# Stage Manager Apps?



## Patch29 (Nov 2, 2015)

Anyone know any good apps for Stage Managers or Lighting for that matter?


----------



## CPayneLighting (Nov 12, 2015)

Well that all depends on what you are looking for. 

For Stage Managers, apps that I've found useful are a simple PDF editor, you can scan in your script then you can type notes, highlight lines, insert pics, really anything you want. then you can email out, or print script updates very easily. On the more expensive side there is a great app called stage write that you can use for blocking and scene shifts. You can even animate scenes so the pieces move around.

For lighting, ETC makes an iRFR app to connect to your ETC console, which allows you to control playback, do dimmer checks, and follow playback in real time and take notes on cues. Also there is Touch OSC to connect to other consoles. Lightwright makes an app that connects with the computer version to update paperwork on the fly. Barbizon has an app version of their Electrician's handbook that is very handy. Both Rosco and Apollo make apps for their gobos. There is also a great app called gel swatch library that lets you look up and compare gel from all the major companies. Also as a student you can get free versions of Auto-cad and Vectorworks to do drafting, another free drafting tool is Sketchup. You can use all three of these with stagewright to import ground plans.

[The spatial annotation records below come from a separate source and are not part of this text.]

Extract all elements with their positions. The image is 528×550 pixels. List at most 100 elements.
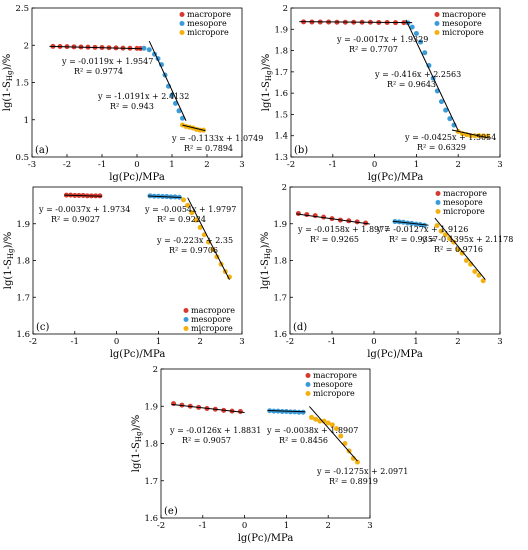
legend-marker-macropore [435,191,441,196]
x-tick-label: -1 [329,160,337,170]
micropore-point [308,414,314,420]
fit-line [299,21,413,24]
y-axis-label: lg(1-SHg)/% [2,54,14,111]
x-tick-label: -1 [71,337,79,347]
legend-marker-mesopore [179,21,185,26]
fit-equation: y = -0.1133x + 1.0749 [171,134,263,143]
fit-r2: R² = 0.9706 [169,246,218,255]
x-tick-label: -1 [328,337,336,347]
fit-equation: y = -0.0127x + 1.9126 [376,225,468,234]
micropore-point [185,202,191,208]
fit-line [171,403,245,414]
mesopore-point [288,409,294,415]
fit-equation: y = -0.0017x + 1.9329 [336,35,428,44]
legend-label-mesopore: mesopore [443,198,483,207]
x-tick-label: 2 [455,337,460,347]
fit-r2: R² = 0.7894 [184,144,233,153]
chart-panel-e: -2 -1 0 1 2 3 1.6 1.7 1.8 1.9 2 lg(Pc)/MPa lg(1-SHg)… [131,365,408,544]
y-tick-label: 1.7 [16,293,30,303]
legend-marker-mesopore [435,200,441,205]
fit-line [49,45,143,50]
x-tick-label: -2 [63,160,71,170]
x-tick-label: -2 [287,160,295,170]
x-tick-label: 2 [197,337,202,347]
fit-equation: y = -0.223x + 2.35 [156,236,233,245]
x-tick-label: 0 [372,160,377,170]
y-tick-label: 2 [24,41,29,51]
micropore-point [472,269,478,275]
y-axis-label: lg(1-SHg)/% [131,415,143,472]
x-tick-label: 0 [114,337,119,347]
mesopore-point [447,116,453,122]
x-tick-label: 3 [497,337,502,347]
panel-label: (d) [293,322,307,333]
legend-label-micropore: micropore [313,389,355,398]
y-tick-label: 1.5 [274,110,288,120]
fit-r2: R² = 0.9057 [182,436,231,445]
mesopore-point [141,45,147,51]
y-tick-label: 1.7 [274,68,288,78]
legend-marker-macropore [183,308,189,313]
fit-r2: R² = 0.8919 [329,477,378,486]
legend-marker-micropore [434,30,440,35]
fit-equation: y = -0.0054x + 1.9797 [144,205,236,214]
y-axis-label: lg(1-SHg)/% [260,232,272,289]
fit-line [187,197,230,280]
y-tick-label: 1.6 [273,330,287,340]
fit-r2: R² = 0.9357 [389,235,438,244]
mesopore-point [300,409,306,415]
micropore-point [193,217,199,223]
x-tick-label: -1 [199,521,207,531]
micropore-point [434,223,440,229]
x-tick-label: 2 [455,160,460,170]
fit-equation: y = -0.416x + 2.2563 [374,70,461,79]
micropore-point [480,278,486,284]
fit-line [296,213,370,225]
legend-label-mesopore: mesopore [187,19,227,28]
fit-line [147,195,182,199]
y-tick-label: 1.8 [274,47,288,57]
y-tick-label: 2 [153,365,158,375]
x-tick-label: 1 [413,337,418,347]
chart-panel-c: -2 -1 0 1 2 3 1.6 1.7 1.8 1.9 lg(Pc)/MPa lg(1-SHg)/… [3,186,245,360]
fit-equation: y = -0.0425x + 1.5054 [404,133,496,142]
micropore-point [438,228,444,234]
y-tick-label: 1.8 [144,440,158,450]
x-tick-label: 1 [414,160,419,170]
fit-equation: y = -0.0119x + 1.9547 [61,57,153,66]
legend-label-mesopore: mesopore [313,380,353,389]
x-tick-label: 0 [371,337,376,347]
fit-r2: R² = 0.8456 [279,436,328,445]
fit-equation: y = -0.1395x + 2.1178 [421,235,513,244]
legend-label-micropore: micropore [443,207,485,216]
fit-equation: y = -0.0038x + 1.8907 [266,426,358,435]
x-tick-label: -2 [286,337,294,347]
legend-marker-micropore [305,391,311,396]
fit-line [405,19,459,131]
fit-equation: y = -0.0158x + 1.8977 [297,225,389,234]
fit-line [148,40,187,121]
y-tick-label: 1.3 [274,153,288,163]
x-tick-label: -3 [28,160,36,170]
fit-equation: y = -1.0191x + 2.4132 [97,92,189,101]
fit-r2: R² = 0.9774 [74,67,123,76]
x-tick-label: 2 [325,521,330,531]
panel-label: (c) [36,322,50,333]
y-tick-label: 1.6 [144,514,158,524]
y-tick-label: 2 [282,183,287,193]
fit-equation: y = -0.1275x + 2.0971 [316,467,408,476]
mesopore-point [438,99,444,105]
legend-label-macropore: macropore [187,10,231,19]
legend-marker-macropore [434,12,440,17]
fit-r2: R² = 0.9265 [310,235,359,244]
x-tick-label: -1 [98,160,106,170]
legend-marker-micropore [179,30,185,35]
x-tick-label: 3 [497,160,502,170]
fit-r2: R² = 0.7707 [349,45,398,54]
y-tick-label: 2.5 [15,4,29,14]
y-tick-label: 1.6 [274,89,288,99]
legend-marker-micropore [435,209,441,214]
legend-label-mesopore: mesopore [191,315,231,324]
y-tick-label: 1.9 [273,220,287,230]
legend-label-macropore: macropore [442,10,486,19]
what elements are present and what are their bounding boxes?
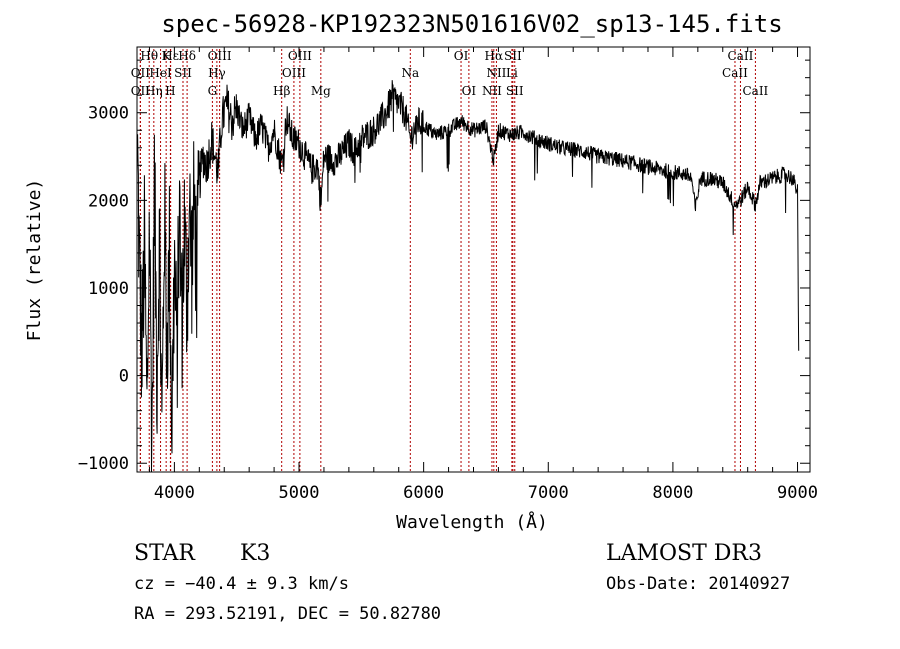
x-tick-label: 4000 <box>154 483 195 503</box>
line-label: SII <box>504 49 522 63</box>
line-label: Li <box>506 66 518 80</box>
spectrum-line <box>137 80 800 473</box>
line-label: OIII <box>288 49 312 63</box>
line-label: CaII <box>722 66 748 80</box>
line-label: SII <box>174 66 192 80</box>
x-tick-label: 7000 <box>528 483 569 503</box>
line-label: OI <box>454 49 469 63</box>
survey-name: LAMOST DR3 <box>606 541 762 566</box>
line-label: CaII <box>742 84 768 98</box>
object-type: STAR <box>134 541 196 566</box>
line-label: Hγ <box>208 66 226 80</box>
line-label: OII <box>131 84 151 98</box>
coordinates: RA = 293.52191, DEC = 50.82780 <box>134 604 441 624</box>
subclass: K3 <box>240 541 270 566</box>
line-label: OII <box>131 66 151 80</box>
line-label: K <box>162 49 172 63</box>
x-tick-label: 9000 <box>777 483 818 503</box>
x-tick-label: 6000 <box>403 483 444 503</box>
line-label: Mg <box>311 84 331 98</box>
chart-title: spec-56928-KP192323N501616V02_sp13-145.f… <box>161 10 782 38</box>
obs-date: Obs-Date: 20140927 <box>606 574 790 594</box>
x-axis-label: Wavelength (Å) <box>396 511 548 533</box>
y-tick-label: 0 <box>119 367 129 387</box>
line-label: Hη <box>145 84 163 98</box>
line-label: HeI <box>149 66 172 80</box>
line-label: OI <box>462 84 477 98</box>
line-label: Hδ <box>178 49 196 63</box>
y-tick-label: −1000 <box>78 454 129 474</box>
y-tick-label: 3000 <box>88 104 129 124</box>
x-tick-label: 8000 <box>652 483 693 503</box>
footer-info: STAR K3 LAMOST DR3 cz = −40.4 ± 9.3 km/s… <box>134 541 790 624</box>
redshift-cz: cz = −40.4 ± 9.3 km/s <box>134 574 349 594</box>
line-label: Hθ <box>140 49 158 63</box>
line-label: NII <box>482 84 502 98</box>
line-label: OIII <box>208 49 232 63</box>
y-tick-label: 1000 <box>88 279 129 299</box>
line-label: G <box>208 84 218 98</box>
line-label: H <box>165 84 175 98</box>
line-label: Na <box>401 66 419 80</box>
y-tick-label: 2000 <box>88 191 129 211</box>
spectral-line-markers <box>139 49 756 472</box>
x-tick-label: 5000 <box>279 483 320 503</box>
line-label: OIII <box>282 66 306 80</box>
x-axis: 4000 5000 6000 7000 8000 9000 <box>148 47 818 503</box>
line-label: Hβ <box>273 84 290 98</box>
line-label: NII <box>486 66 506 80</box>
y-axis-label: Flux (relative) <box>24 179 45 342</box>
y-axis: −1000 0 1000 2000 3000 <box>78 59 810 474</box>
line-label: SII <box>506 84 524 98</box>
line-label: Hα <box>485 49 504 63</box>
line-label: CaII <box>728 49 754 63</box>
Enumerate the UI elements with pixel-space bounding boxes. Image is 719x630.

There is an app called Lampy LX that can help with basic power calculations, dmx addressing, and many other basic functions within lighting.

These are just a few of the apps out there that can help you.


----------



## derekleffew (Nov 12, 2015)

https://www.controlbooth.com/wiki/?title=iPhone-iPodTouch-iPad-Apps-for-Theatre


----------



## AsherSB (Dec 2, 2015)

CPayneLighting said:


> There is an app called Lampy LX that can help with basic power calculations, dmx addressing, and many other basic functions within lighting.




What app? I can't find it.


----------